Over time, bonuses and commissions are irregular income that is included in the total income.

However, they are very fact-sensitive as they entirely depend on how the economy is doing; hence evidence for each case is required before child support is based on it.

A court is bound to give appropriate reasons if it determines irregular income to be part of the child support obligation. Upon this determination, the court orders the obligor to pay a fixed percentage of overtime or bonuses in child support on a periodic but predetermined basis. (For example, weekly or monthly)

On the other hand, in-kind benefits may also be considered income but require careful consideration of each case’s evidence. Regular and continuing payments that reduce the parent’s costs for rent and housing, utilities, or groceries, may be included as income if they are significant in reducing living expenses.

Health Insurance Support and Work-Related Child Care

In addition to the basic child support obligation, the Indiana Child Support Guidelines provide for work-related child care expenses as well as a child’s health insurance expense support. Adding work-related child care costs, and health insurance premiums to the basic child support obligation result in a figure called Total Child Support Obligation, which is the basic obligation of both parents for the support of the child or children of the marriage. After the total child support obligation is determined, it is necessary to apportion that obligation between the parents based on their respective weekly adjusted incomes.

The parent who pays the health insurance premium or work-related child care expense receives a credit towards his or her child support obligation or has the cost deducted from their share of the child support obligation. If the mother provides weekly health insurance premiums for the child at $25 per week, then her basic support obligation would be reduced by that amount. In the same breath, if the father pays the work-related child care costs for the children, then his basic support obligation is reduced by the amount he pays for this expense.

Number of Overnights in Child Support Obligation

As provided for in guideline 6 of the Indiana Child Support Guidelines, credit is awarded to the non-custodial parent for the number of overnights each year that the children spend with the parent.

The Guidelines consider that when a non-custodial parent exercises parenting time, out-of-pocket expenses such as food, clothing, transportation fees, and other necessities will be incurred for the child’s care. As a result, this provision provides a parenting credit based upon the number of overnights with non-custodial parents ranging from approximately 96-100 overnights, with the actual number of overnights varying based on differing schools calendars.

If the non-custodial parent from above had 98 overnights, which is typically the amount credited for Indiana Parenting Time Guideline minimums, then his child support obligation would drop to $48.12. If the parent exercised 150 parenting overnights, then his support obligation would drop to $4.80. Thus, as parenting time increases, a proportionally more significant increase in the credit will occur.

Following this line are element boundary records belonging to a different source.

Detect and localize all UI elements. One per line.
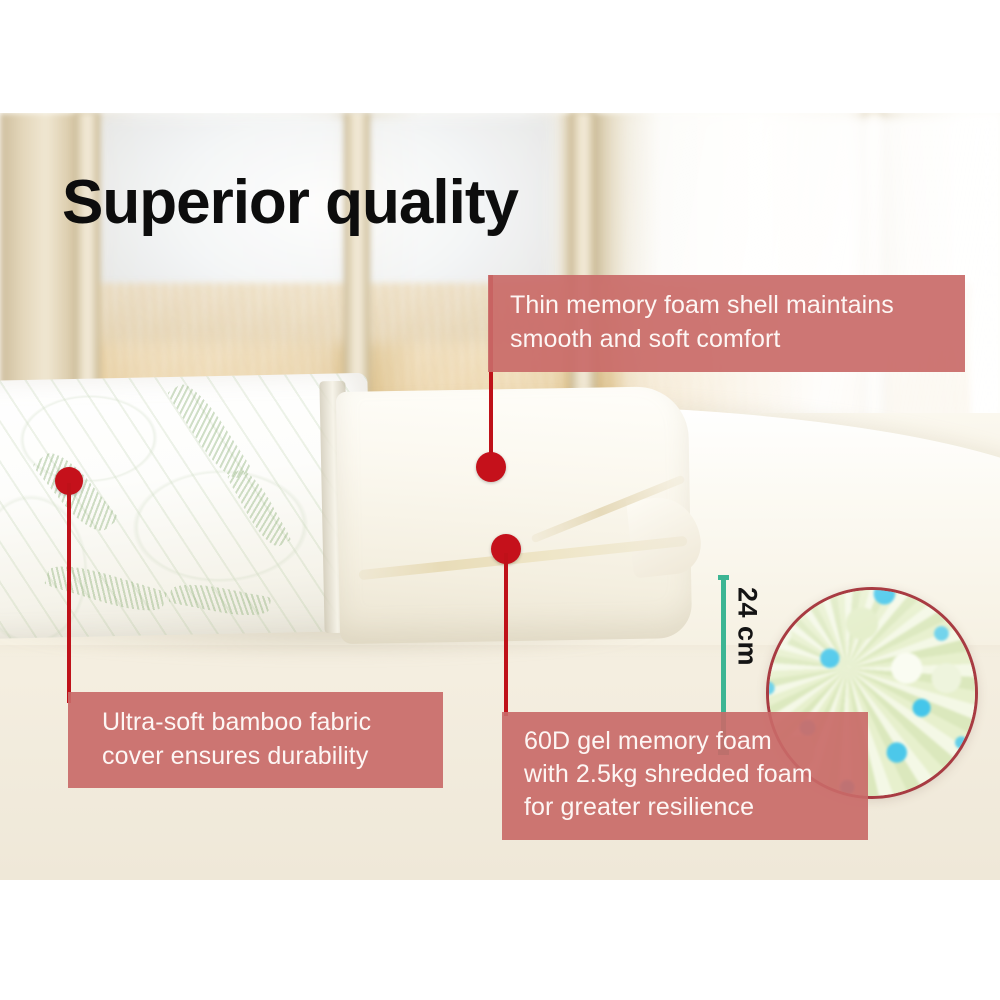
callout-line: Thin memory foam shell maintains xyxy=(510,289,945,323)
leader-line-cover xyxy=(67,483,71,703)
callout-banner-cover: Ultra-soft bamboo fabric cover ensures d… xyxy=(68,692,443,788)
dimension-cap-top xyxy=(718,575,729,580)
pillow-corner-tip xyxy=(626,494,704,579)
callout-line: for greater resilience xyxy=(524,791,848,824)
page-title: Superior quality xyxy=(62,167,518,238)
callout-line: Ultra-soft bamboo fabric xyxy=(102,705,423,739)
callout-dot-shell xyxy=(476,452,506,482)
callout-line: 60D gel memory foam xyxy=(524,725,848,758)
leader-line-foam xyxy=(504,553,508,716)
memory-foam-pillow xyxy=(0,377,710,667)
callout-line: cover ensures durability xyxy=(102,739,423,773)
callout-line: smooth and soft comfort xyxy=(510,323,945,357)
dimension-label: 24 cm xyxy=(732,572,763,682)
bamboo-fabric-cover xyxy=(0,373,373,639)
callout-line: with 2.5kg shredded foam xyxy=(524,758,848,791)
product-feature-image: 24 cm Superior quality Thin memory foam … xyxy=(0,0,1000,1000)
callout-banner-foam: 60D gel memory foam with 2.5kg shredded … xyxy=(502,712,868,840)
callout-banner-shell: Thin memory foam shell maintains smooth … xyxy=(488,275,965,372)
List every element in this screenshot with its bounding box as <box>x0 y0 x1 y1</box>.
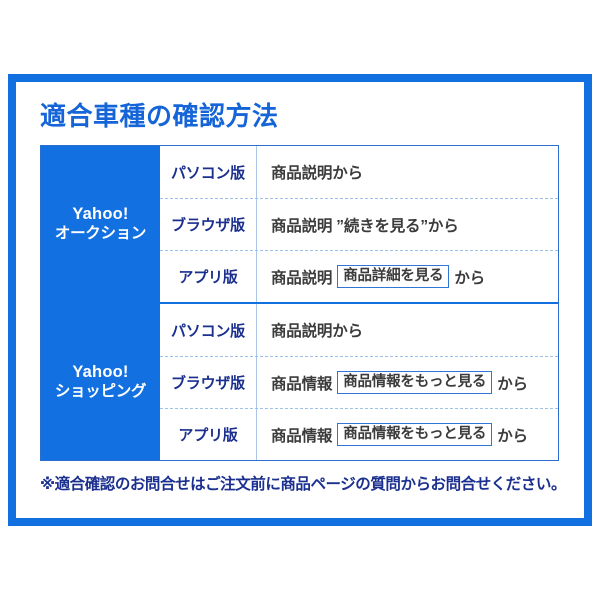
section-rows: パソコン版 商品説明から ブラウザ版 商品説明 ”続きを見る”から <box>160 146 558 302</box>
brand-name-line2: オークション <box>55 225 146 244</box>
row-label-pc: パソコン版 <box>160 320 256 341</box>
row-content: 商品情報 商品情報をもっと見る から <box>257 371 558 394</box>
row-label-pc: パソコン版 <box>160 162 256 183</box>
row-text-prefix: 商品情報 <box>271 372 332 394</box>
inline-button-more-info[interactable]: 商品情報をもっと見る <box>337 423 492 446</box>
table-row: アプリ版 商品説明 商品詳細を見る から <box>160 250 558 302</box>
table-row: アプリ版 商品情報 商品情報をもっと見る から <box>160 408 558 460</box>
row-text-prefix: 商品説明 ”続きを見る”から <box>271 214 459 236</box>
row-label-browser: ブラウザ版 <box>160 372 256 393</box>
table-section-auction: Yahoo! オークション パソコン版 商品説明から ブラウザ版 <box>41 146 558 302</box>
content-panel: 適合車種の確認方法 Yahoo! オークション パソコン版 商品説明から <box>16 82 584 518</box>
row-text-prefix: 商品情報 <box>271 424 332 446</box>
table-row: パソコン版 商品説明から <box>160 146 558 198</box>
brand-cell-shopping: Yahoo! ショッピング <box>41 304 160 460</box>
row-content: 商品情報 商品情報をもっと見る から <box>257 423 558 446</box>
footer-note: ※適合確認のお問合せはご注文前に商品ページの質問からお問合せください。 <box>40 472 568 494</box>
row-text-prefix: 商品説明 <box>271 266 332 288</box>
section-body: Yahoo! オークション パソコン版 商品説明から ブラウザ版 <box>41 146 558 302</box>
row-text-prefix: 商品説明から <box>271 319 363 341</box>
row-label-browser: ブラウザ版 <box>160 214 256 235</box>
inline-button-more-info[interactable]: 商品情報をもっと見る <box>337 371 492 394</box>
row-label-app: アプリ版 <box>160 266 256 287</box>
row-text-suffix: から <box>497 424 528 446</box>
brand-name-line2: ショッピング <box>55 383 146 402</box>
blue-frame: 適合車種の確認方法 Yahoo! オークション パソコン版 商品説明から <box>8 74 592 526</box>
brand-name-line1: Yahoo! <box>72 204 128 224</box>
row-content: 商品説明から <box>257 161 558 183</box>
row-text-prefix: 商品説明から <box>271 161 363 183</box>
brand-name-line1: Yahoo! <box>72 362 128 382</box>
row-text-suffix: から <box>497 372 528 394</box>
section-rows: パソコン版 商品説明から ブラウザ版 商品情報 商品情報をもっと見る <box>160 304 558 460</box>
row-label-app: アプリ版 <box>160 424 256 445</box>
brand-cell-auction: Yahoo! オークション <box>41 146 160 302</box>
compatibility-table: Yahoo! オークション パソコン版 商品説明から ブラウザ版 <box>40 145 559 461</box>
table-row: パソコン版 商品説明から <box>160 304 558 356</box>
section-body: Yahoo! ショッピング パソコン版 商品説明から ブラウザ版 <box>41 304 558 460</box>
row-content: 商品説明 商品詳細を見る から <box>257 265 558 288</box>
row-content: 商品説明 ”続きを見る”から <box>257 214 558 236</box>
row-content: 商品説明から <box>257 319 558 341</box>
table-row: ブラウザ版 商品情報 商品情報をもっと見る から <box>160 356 558 408</box>
table-section-shopping: Yahoo! ショッピング パソコン版 商品説明から ブラウザ版 <box>41 302 558 460</box>
inline-button-product-detail[interactable]: 商品詳細を見る <box>337 265 449 288</box>
page-title: 適合車種の確認方法 <box>40 96 279 133</box>
row-text-suffix: から <box>454 266 485 288</box>
table-row: ブラウザ版 商品説明 ”続きを見る”から <box>160 198 558 250</box>
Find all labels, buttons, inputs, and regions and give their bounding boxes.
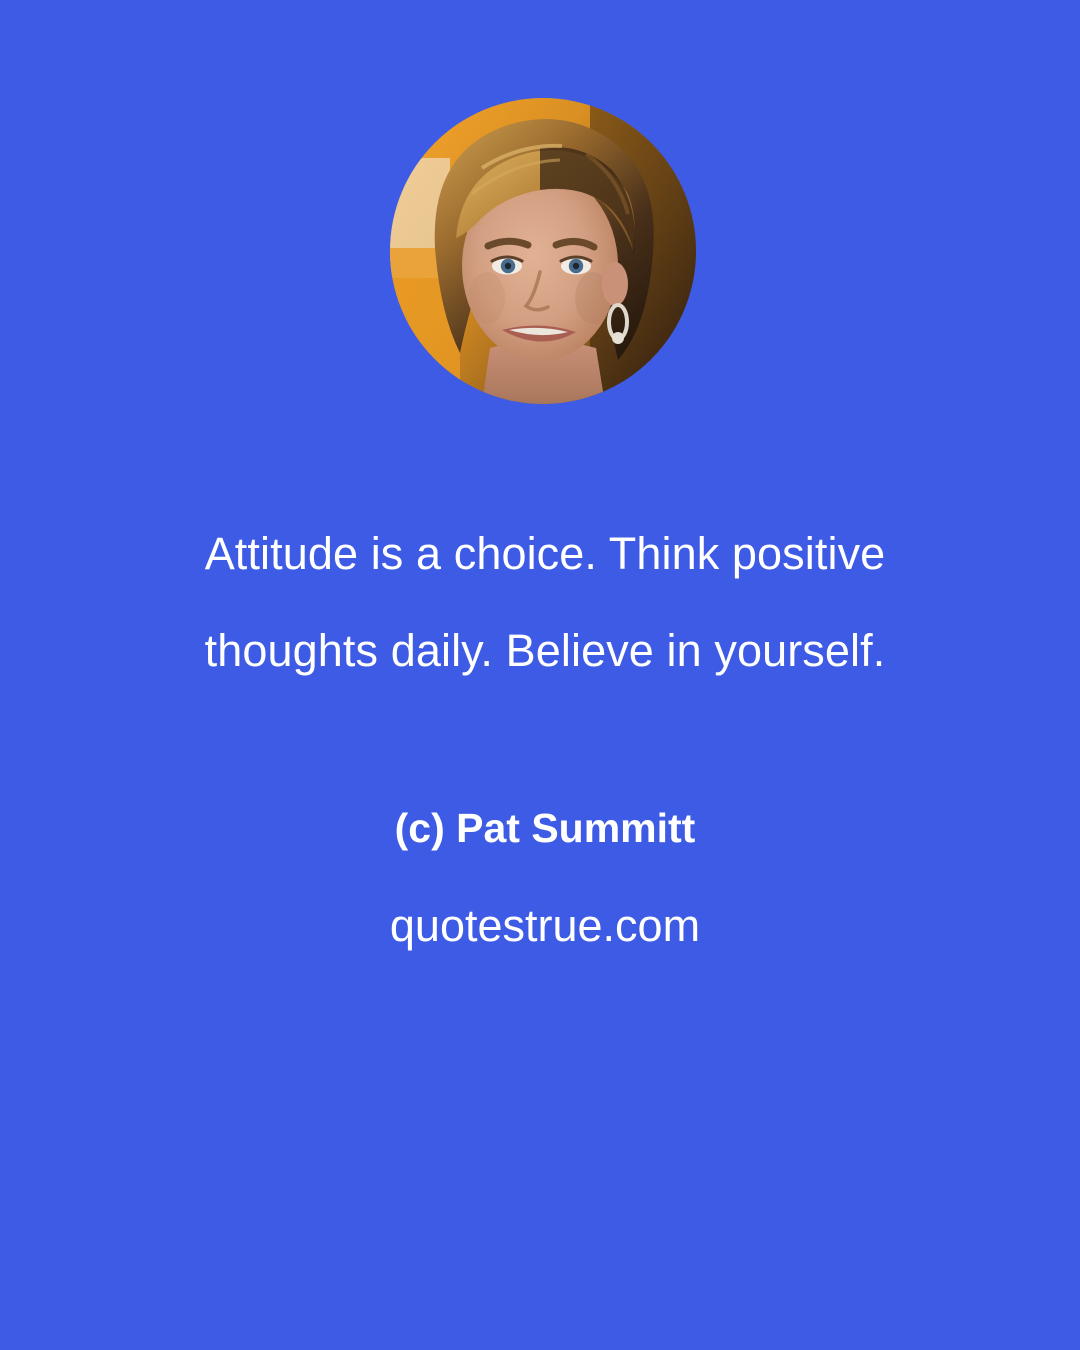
quote-line-1: Attitude is a choice. Think positive <box>140 505 950 602</box>
portrait-photo-icon <box>390 98 696 404</box>
source-site-url: quotestrue.com <box>140 903 950 948</box>
author-portrait-avatar <box>390 98 696 404</box>
quote-line-2: thoughts daily. Believe in yourself. <box>140 602 950 699</box>
source-site-block: quotestrue.com <box>140 903 950 948</box>
attribution-block: (c) Pat Summitt <box>140 808 950 849</box>
quote-card: Attitude is a choice. Think positive tho… <box>0 0 1080 1350</box>
quote-block: Attitude is a choice. Think positive tho… <box>140 505 950 699</box>
quote-author: (c) Pat Summitt <box>140 808 950 849</box>
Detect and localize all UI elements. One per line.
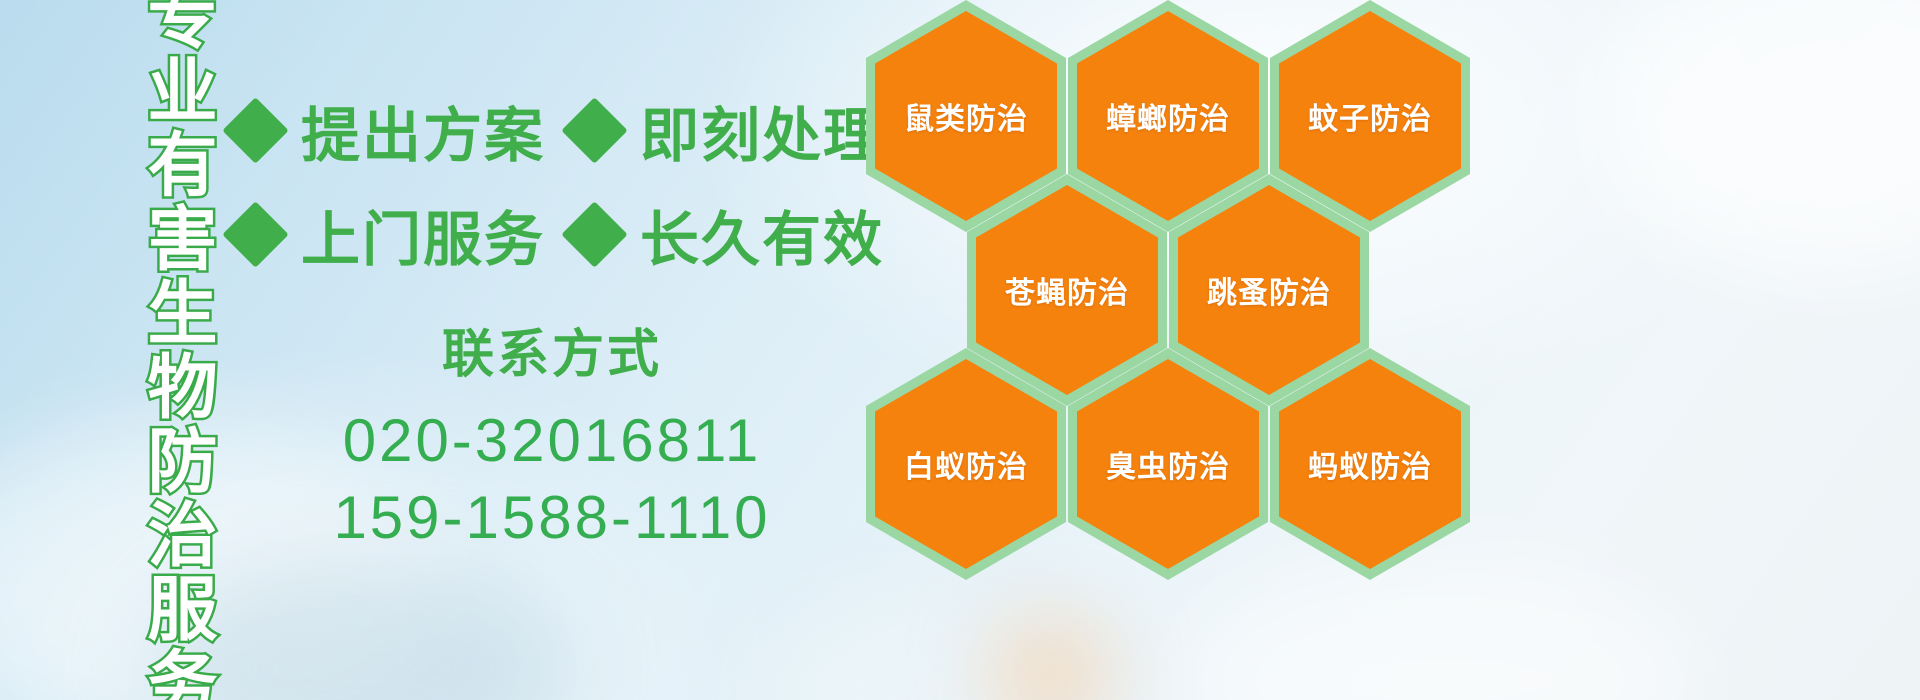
- feature-label: 即刻处理: [640, 88, 884, 173]
- contact-title: 联系方式: [232, 312, 872, 387]
- feature-list: 提出方案 即刻处理 上门服务 长久有效: [232, 78, 872, 286]
- service-label: 跳蚤防治: [1207, 268, 1331, 312]
- contact-block: 联系方式 020-32016811 159-1588-1110: [232, 312, 872, 557]
- diamond-bullet-icon: [561, 97, 627, 163]
- feature-label: 上门服务: [301, 192, 545, 277]
- phone-number-mobile[interactable]: 159-1588-1110: [232, 480, 872, 557]
- feature-label: 提出方案: [301, 88, 545, 173]
- diamond-bullet-icon: [222, 201, 288, 267]
- pest-control-banner: 专业有害生物防治服务 提出方案 即刻处理 上门服务 长久有效 联系方式 0: [0, 0, 1920, 700]
- service-label: 鼠类防治: [904, 94, 1028, 138]
- service-label: 苍蝇防治: [1005, 268, 1129, 312]
- vertical-headline: 专业有害生物防治服务: [108, 10, 212, 690]
- feature-row: 上门服务 长久有效: [232, 182, 872, 286]
- service-honeycomb: 鼠类防治 蟑螂防治 蚊子防治 苍蝇防治 跳蚤防治 白蚁防治 臭虫防治 蚂蚁: [858, 0, 1478, 700]
- diamond-bullet-icon: [561, 201, 627, 267]
- service-label: 臭虫防治: [1106, 442, 1230, 486]
- phone-number-landline[interactable]: 020-32016811: [232, 403, 872, 480]
- feature-label: 长久有效: [640, 192, 884, 277]
- service-label: 白蚁防治: [904, 442, 1028, 486]
- feature-item: 即刻处理: [571, 88, 884, 173]
- service-label: 蟑螂防治: [1106, 94, 1230, 138]
- feature-item: 上门服务: [232, 192, 545, 277]
- service-label: 蚂蚁防治: [1308, 442, 1432, 486]
- feature-row: 提出方案 即刻处理: [232, 78, 872, 182]
- feature-item: 长久有效: [571, 192, 884, 277]
- diamond-bullet-icon: [222, 97, 288, 163]
- background-blur-blob: [1600, 0, 1920, 280]
- service-label: 蚊子防治: [1308, 94, 1432, 138]
- feature-item: 提出方案: [232, 88, 545, 173]
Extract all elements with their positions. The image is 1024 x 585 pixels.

How Do You Receive Child Support

In Indiana, child support is processed through the Child Support Bureau. You are most likely to receive your child support through electronic payments, which are more convenient and safer than traditional paper checks. The amount paid is deposited into your bank account or Way2Go Mastercard Debit Card.

What to Do if the Non-custodial Parent Isn’t Paying?

Report to the Child Support Bureau that can take several measures and steps to recover your money. They can cut wages, intercept state tax, and federal tax refund to offset the child support obligation or more.